I lived at 795 Garden Street from 1954 to 1969. My windows overlooked that short dirt road. My playmates and I played with dolls in the courtyard of my building that was on the road. I learned to ride my first two-wheeler (with training wheels) along the broken sidewalk. It was a challenge to keep on the broken pavement and not venture onto the dirt and rocks with broken glass.

I met my first love on Old Kingbridge Road. I was in kindergarten and he was in first grade. We played cowboys and he tied me to a tree that was infested with ants on the road. It was love at first sight. Eight years later, we went steady for two years. He "asked me out" for the first time on the road. We would meet every day on the road and hang out with our friends.

My brother was four years my junior. I remember that he always aspired to be a ball player. I think he first had this dream when he threw eggs directly from the carton to the ground on Old Kingsbridge Road. I will never forget the day when he achieved a direct hit by throwing a water balloon on a neighbor's freshly coiffed hairdo. He made sure that I was the unknowing suspect who was looking from the window when the hit was made. My brother's first home run had a price tag of sixty-five dollars attached to it. He hit the ball through a window of a parked car on Old Kingsbridge Road. The parking spots on the road were a best-kept secret to the few who found them. Alternate side of the street parking did not exist on Old Kingsbridge Road.

My pre-teens and early teens were great years. I had many memories associated with Old Kingsbridge during that time span. Every time I look at the ugly oblong scar on my knee, I think of Old Kingsbridge Road. As a young teen I was running to hang out with my friend Lucille. She lived in one of the four two to three family homes that were on the paved side of Old Kingsbridge Road. As I ran along, I fell on a piece of glass that slit my knee. An ugly scar can bring back great memories.

Lucille would call for me as she left the porch of her two family home. As she pulled up her knee socks and walked from her stoop, she would yell DENNEEESSE in one syllable at the top of her lungs. She would arrive by the back door of the building a minute later, and I would be on my way down the four flights of stairs. My girlfriends from Old Kingsbridge and Grote Street and I would have the best of times hanging out. It was always a treat to have a sleep-over at Lucille's. Her house was the first three-family home next to my building. We would wait for her parents to fall asleep and three to five fourteen year olds would go out on her second floor balcony and play Motown on her portable turntable. It was inevitable that the guys would come down the road. They would talk to us for endless hours from twelve feet below while the Best of Motown played on. As we became more daring, we would sneak down the steps and share kisses with our boyfriends on the Bronx road without street lights.

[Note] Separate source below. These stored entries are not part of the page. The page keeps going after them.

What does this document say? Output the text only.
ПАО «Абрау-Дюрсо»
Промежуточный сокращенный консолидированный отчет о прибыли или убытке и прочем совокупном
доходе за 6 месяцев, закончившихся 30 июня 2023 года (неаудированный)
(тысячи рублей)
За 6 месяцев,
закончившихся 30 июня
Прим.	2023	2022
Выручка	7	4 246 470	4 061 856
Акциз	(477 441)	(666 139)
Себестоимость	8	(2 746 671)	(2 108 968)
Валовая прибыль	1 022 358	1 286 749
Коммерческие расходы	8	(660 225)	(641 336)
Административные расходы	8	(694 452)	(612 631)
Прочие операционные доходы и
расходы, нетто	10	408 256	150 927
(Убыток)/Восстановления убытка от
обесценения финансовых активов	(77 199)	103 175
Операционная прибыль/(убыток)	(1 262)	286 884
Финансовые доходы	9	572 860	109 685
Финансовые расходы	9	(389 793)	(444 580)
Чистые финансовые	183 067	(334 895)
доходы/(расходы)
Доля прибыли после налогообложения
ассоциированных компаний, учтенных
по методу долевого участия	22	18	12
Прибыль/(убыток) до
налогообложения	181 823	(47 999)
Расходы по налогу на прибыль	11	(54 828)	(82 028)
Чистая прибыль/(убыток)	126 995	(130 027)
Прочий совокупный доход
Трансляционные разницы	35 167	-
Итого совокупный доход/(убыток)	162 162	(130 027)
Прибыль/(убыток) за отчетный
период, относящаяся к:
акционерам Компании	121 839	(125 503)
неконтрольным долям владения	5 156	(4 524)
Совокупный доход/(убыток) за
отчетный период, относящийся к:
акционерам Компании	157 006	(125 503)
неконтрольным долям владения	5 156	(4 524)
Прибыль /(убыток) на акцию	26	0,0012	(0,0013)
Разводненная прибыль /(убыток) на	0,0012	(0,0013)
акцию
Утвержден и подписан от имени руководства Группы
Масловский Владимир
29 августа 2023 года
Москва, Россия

My friend Candy lived in a ground floor apartment on Grote Street and her apartment had a side yard on Old Kingbridge Road. I remember her tree and shrub enclosed enclave. The scent of the flowering trees and the waxy leaves of the shrubs lead me to nostalgic landscaping decisions later in my life. We would hang out on the other side of the fenced-in tropical paradise of her back yard. Our boyfriends would meet us there on summer mornings as we began our treks to the zoo, or Orchard Beach.

The day of my move to New Jersey was a very melancoly day. I was sad to leave my childhood of the Bronx. The fact that my building backed up to the road enabled me to find a comfortable outlet beyond my innermost circle. I felt enabled to take baby steps beyond Garden Street, onto the Road and onward to anywhere I may want to venture.